One large onion diced
3-4 cloves of garlic grated
1-2” of fresh ginger grated
300gm of red lentils
550ml Vegetable Stock
Sauté the onion and garlic and ginger in the coconut oil on a low heat for 10 minutes until they are golden brown. Add the onion first then the garlic after 5 mins and lastly the ginger for a few minutes. Careful not to overcook the garlic as it will blacken and taste bitter.
Add red lentils and spices. Increase the heat to medium and add the vegetable stock to cover all the veg by about two to three inches. Stir well and bring to a low boil. At this point you should taste the broth and see if you would like to add more of the spices or seasoning. You can of course add any of your favourite Indian spices like garam masala, chilli, turmeric etc. even cinnamon. You can also add a bit more of the bouillon or stock cube if you need more flavour.
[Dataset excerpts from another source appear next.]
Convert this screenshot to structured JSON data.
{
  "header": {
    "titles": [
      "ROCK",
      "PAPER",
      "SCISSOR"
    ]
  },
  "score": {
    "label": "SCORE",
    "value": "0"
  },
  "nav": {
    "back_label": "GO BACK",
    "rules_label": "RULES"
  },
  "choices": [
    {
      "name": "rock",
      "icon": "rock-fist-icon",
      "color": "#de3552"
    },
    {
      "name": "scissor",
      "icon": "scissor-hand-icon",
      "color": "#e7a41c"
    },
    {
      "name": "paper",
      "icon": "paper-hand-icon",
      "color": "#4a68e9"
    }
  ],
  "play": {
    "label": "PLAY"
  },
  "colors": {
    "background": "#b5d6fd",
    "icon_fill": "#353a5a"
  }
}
Continue to boil the mixture and stir regularly. If you find it becomes too dry add some more hot water or stock. The lentils should eventually become soft (about 20 mins) and once it all becomes a relatively smooth texture you’re done! Remember to taste along the way as it cooks and make sure you get the flavour you like. You can serve immediately or wait until it cools. It will have a thicker more paste-like consistency once it cools down. If reheating I normally add a little water.